I’m a conservative but this type of hypocrisy irritates me regardless of which party the individual is a member of. Why on earth would Newcomer expect the bank to take a short while he lives in a $1.5m home? Couldn’t he have come up with the difference between what he owned and the $300k offer by leveraging some of his (apparently substantial) assets? And why does he blame the lender for having the audacity to try to collect the amount of money that HE OWES THEM?
jfsvo, the questions you asked are the same things I’m wondering. I don’t feel bad for Rep. Newcomer because it’s hard to feel bad for a guy who moved into a 1.5 million dollar lake home with his doctor wife only to turn around and stop making payments on his previous residence. If he couldn’t afford to make the payments on two homes, then he shouldn’t have purchased the new house until the old house was sold.
Then again, if he could afford to make the payments on both houses, why didn’t he?
More than anything, I *love* Kevin Fischer’s portrayal of Scott Newcomer and his breadwinning wife as “a young couple falling victim to these tough economic times.” Uh, yeah. Victims don’t build $1.4MM homes and then not bother to pay the mortgage on their other house.
Those people, last I checked, are called victimizers. They are the people who prey on others, not the people who are preyed upon? Or is someone seriously going to tell me that a couple that builds a $1.4MM estate in the suburbs can’t find $2K a month to carry that mortgage on their old, crappy $400K house?
Fischer and Newcomer are both idiots of the first order.

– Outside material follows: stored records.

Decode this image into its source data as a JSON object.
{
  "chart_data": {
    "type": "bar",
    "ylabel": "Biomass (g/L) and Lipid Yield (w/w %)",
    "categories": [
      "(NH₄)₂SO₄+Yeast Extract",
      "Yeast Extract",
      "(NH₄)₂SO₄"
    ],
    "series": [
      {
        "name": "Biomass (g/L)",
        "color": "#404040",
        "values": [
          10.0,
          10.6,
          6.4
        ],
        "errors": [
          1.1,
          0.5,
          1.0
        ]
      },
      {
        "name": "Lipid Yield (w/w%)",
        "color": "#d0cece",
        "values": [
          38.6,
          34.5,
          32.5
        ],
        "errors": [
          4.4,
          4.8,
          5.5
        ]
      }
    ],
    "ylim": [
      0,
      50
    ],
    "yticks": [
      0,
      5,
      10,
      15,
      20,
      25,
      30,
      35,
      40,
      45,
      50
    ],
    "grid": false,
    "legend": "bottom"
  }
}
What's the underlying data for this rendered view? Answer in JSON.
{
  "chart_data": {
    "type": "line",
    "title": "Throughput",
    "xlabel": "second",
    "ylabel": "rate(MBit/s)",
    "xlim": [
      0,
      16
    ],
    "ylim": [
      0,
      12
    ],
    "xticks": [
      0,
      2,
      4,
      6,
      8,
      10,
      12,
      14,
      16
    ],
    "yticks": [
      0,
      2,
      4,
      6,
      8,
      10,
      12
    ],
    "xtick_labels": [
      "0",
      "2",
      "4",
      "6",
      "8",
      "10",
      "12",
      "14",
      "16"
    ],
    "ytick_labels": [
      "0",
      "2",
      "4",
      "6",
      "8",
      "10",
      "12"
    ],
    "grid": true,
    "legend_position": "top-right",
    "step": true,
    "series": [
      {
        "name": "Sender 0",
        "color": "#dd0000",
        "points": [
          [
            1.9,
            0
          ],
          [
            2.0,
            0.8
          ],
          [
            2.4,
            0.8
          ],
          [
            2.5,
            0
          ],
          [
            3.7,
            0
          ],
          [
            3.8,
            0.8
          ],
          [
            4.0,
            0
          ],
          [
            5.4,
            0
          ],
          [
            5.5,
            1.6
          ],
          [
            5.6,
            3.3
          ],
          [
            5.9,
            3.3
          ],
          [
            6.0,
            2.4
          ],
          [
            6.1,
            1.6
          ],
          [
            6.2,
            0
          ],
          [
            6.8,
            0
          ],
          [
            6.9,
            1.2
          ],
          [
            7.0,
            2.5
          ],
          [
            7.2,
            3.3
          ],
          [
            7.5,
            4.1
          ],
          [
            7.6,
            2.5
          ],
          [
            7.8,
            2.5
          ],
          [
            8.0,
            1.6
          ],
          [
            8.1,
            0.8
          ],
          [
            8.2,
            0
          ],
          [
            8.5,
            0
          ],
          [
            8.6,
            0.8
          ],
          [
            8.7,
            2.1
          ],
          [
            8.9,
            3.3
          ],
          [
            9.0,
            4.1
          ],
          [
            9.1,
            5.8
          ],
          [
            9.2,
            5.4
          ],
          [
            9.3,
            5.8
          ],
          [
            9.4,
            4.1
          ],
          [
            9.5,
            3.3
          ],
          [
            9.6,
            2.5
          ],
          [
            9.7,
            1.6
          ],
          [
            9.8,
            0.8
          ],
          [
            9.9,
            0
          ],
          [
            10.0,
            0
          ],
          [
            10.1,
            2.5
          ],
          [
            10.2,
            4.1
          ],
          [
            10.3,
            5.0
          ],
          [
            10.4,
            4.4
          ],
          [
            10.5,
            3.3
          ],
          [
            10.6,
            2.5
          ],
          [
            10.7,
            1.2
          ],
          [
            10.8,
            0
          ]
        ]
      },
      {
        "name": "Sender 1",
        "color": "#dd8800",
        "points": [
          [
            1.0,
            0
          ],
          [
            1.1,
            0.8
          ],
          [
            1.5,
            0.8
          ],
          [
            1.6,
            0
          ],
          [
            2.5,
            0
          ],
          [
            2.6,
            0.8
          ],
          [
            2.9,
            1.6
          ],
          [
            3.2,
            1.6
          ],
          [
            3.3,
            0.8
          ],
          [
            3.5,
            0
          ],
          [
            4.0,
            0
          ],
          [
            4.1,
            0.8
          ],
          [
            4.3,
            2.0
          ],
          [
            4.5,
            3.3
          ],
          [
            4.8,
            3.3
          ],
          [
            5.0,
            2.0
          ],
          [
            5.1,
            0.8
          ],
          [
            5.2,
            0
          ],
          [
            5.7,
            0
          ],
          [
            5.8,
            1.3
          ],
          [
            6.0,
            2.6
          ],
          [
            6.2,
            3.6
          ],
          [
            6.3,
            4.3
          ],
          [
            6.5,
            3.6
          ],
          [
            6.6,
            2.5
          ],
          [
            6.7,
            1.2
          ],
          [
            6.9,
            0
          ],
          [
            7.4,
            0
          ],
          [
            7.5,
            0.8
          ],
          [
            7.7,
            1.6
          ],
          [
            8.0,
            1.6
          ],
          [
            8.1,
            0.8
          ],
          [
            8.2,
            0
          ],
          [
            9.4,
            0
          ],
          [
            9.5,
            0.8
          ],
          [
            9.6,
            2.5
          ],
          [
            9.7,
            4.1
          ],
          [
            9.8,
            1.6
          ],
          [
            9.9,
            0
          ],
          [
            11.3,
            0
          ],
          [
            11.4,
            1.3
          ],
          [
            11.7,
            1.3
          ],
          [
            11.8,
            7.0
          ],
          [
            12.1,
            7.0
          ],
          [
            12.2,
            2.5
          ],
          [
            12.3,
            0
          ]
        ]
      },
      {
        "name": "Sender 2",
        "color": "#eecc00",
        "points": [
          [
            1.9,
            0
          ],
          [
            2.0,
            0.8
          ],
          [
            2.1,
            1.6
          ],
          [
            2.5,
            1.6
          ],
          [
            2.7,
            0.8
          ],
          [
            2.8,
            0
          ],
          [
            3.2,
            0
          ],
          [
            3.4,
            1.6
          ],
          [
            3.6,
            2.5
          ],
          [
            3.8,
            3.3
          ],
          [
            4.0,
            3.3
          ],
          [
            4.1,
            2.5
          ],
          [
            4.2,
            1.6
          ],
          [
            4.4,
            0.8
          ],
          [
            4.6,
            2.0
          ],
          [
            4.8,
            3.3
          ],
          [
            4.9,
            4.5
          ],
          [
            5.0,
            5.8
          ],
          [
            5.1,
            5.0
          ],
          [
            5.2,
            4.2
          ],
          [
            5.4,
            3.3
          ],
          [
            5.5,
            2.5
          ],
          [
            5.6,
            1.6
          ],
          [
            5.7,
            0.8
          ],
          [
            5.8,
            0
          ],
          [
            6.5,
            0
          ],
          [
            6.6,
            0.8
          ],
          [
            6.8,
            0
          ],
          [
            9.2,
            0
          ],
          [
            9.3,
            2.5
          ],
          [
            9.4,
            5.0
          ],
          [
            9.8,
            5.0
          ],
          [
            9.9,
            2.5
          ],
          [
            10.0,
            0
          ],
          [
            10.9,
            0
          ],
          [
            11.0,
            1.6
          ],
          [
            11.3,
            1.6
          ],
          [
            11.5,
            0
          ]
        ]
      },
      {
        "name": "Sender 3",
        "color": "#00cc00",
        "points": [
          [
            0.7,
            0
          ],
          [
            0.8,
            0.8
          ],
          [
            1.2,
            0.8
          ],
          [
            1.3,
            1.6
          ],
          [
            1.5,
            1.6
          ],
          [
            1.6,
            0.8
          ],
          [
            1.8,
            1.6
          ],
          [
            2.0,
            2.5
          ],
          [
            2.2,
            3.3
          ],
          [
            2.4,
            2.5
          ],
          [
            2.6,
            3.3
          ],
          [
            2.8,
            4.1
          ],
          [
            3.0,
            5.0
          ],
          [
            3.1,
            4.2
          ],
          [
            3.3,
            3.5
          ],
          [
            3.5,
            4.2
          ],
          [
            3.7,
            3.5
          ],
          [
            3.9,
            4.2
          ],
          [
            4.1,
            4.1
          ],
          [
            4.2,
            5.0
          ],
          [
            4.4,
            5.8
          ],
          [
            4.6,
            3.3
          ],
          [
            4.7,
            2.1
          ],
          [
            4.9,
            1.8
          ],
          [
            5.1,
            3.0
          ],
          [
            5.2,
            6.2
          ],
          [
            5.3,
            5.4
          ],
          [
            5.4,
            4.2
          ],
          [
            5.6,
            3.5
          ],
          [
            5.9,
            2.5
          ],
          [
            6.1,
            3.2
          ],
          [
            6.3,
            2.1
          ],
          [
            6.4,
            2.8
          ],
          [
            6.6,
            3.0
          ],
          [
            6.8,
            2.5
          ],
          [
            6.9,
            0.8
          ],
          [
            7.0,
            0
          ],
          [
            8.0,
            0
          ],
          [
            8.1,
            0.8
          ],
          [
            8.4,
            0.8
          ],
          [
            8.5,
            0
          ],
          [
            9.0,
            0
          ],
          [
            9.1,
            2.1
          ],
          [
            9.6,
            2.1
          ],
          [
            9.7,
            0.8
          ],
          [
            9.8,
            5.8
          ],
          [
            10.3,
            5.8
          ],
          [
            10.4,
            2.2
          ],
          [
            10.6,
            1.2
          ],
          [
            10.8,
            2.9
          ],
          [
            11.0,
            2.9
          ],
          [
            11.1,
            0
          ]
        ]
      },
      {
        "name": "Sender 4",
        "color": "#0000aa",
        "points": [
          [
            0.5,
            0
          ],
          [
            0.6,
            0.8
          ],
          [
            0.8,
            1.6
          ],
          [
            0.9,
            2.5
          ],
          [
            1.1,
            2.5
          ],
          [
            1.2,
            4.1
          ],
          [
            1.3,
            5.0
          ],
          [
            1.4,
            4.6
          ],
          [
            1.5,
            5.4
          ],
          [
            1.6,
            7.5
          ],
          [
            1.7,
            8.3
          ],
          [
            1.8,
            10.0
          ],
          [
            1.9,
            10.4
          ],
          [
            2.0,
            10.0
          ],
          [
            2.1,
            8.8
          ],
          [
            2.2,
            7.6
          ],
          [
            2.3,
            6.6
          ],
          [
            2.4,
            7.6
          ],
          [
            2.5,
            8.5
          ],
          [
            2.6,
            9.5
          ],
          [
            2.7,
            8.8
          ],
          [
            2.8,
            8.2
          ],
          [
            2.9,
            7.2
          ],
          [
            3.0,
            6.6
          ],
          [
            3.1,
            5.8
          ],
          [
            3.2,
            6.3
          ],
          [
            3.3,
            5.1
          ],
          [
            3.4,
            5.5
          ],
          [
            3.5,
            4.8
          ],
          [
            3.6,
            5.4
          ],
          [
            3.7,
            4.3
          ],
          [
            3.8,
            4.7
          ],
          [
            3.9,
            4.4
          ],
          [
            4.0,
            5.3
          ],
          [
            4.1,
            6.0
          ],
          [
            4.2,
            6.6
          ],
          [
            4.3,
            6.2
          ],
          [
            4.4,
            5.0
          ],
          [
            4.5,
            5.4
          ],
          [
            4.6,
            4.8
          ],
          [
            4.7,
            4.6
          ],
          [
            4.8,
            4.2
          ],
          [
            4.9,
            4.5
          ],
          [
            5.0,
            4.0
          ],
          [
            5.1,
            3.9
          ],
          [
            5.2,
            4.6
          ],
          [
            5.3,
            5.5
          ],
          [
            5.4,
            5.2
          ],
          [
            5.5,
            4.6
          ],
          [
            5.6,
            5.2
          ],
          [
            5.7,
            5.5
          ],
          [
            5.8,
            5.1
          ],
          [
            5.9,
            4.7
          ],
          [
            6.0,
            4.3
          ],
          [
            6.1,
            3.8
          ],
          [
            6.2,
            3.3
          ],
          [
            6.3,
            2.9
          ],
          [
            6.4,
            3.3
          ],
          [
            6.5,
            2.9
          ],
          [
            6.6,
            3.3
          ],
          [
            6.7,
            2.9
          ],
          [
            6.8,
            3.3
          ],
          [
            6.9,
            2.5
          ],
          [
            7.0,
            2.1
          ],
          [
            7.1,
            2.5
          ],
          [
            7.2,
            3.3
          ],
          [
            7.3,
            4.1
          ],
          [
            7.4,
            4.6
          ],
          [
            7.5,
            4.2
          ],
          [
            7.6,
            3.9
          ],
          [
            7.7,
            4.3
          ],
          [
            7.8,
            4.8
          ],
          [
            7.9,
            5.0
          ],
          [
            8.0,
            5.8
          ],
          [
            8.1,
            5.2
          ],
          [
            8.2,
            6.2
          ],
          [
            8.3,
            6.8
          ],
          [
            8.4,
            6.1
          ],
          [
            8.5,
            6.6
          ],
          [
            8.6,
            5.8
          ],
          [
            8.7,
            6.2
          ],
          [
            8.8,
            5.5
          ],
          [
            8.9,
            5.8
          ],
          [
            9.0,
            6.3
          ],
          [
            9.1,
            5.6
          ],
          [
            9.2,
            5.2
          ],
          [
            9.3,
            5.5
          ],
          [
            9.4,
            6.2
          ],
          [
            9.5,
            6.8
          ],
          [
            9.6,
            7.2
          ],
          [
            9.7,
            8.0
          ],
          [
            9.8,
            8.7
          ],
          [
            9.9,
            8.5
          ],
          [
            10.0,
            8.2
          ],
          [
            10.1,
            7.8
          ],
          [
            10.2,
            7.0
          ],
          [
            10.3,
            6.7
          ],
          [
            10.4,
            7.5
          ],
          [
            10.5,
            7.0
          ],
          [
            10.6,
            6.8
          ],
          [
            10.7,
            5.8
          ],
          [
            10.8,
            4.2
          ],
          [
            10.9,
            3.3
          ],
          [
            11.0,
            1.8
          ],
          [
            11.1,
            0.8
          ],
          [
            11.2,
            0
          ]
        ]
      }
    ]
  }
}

RS, you hit the nail on the head. Newcomer and his wife aren’t victims; their situation is of their own creation.
I don’t consider most of the people faced with foreclosures as victims. I consider the hard working middle class taxpayers who have to bail out all these greedy and/or irresponsible people the victims.
Anon, we’re in complete agreement.
I believe Newcomer should take responsibility for his own bills. I don’t believe he is a victim. If he can’t pay his own bills he shouldn’t have bought the house. His wife is a Ob/Gyn so I am sure they have enough money. His wife did a wrong surgery on me and now I will be in pain for the rest of my life. She also deceived me and convince me that the surgery was the right thing to do. I think they both need a lesson on taking responsibility for there actions.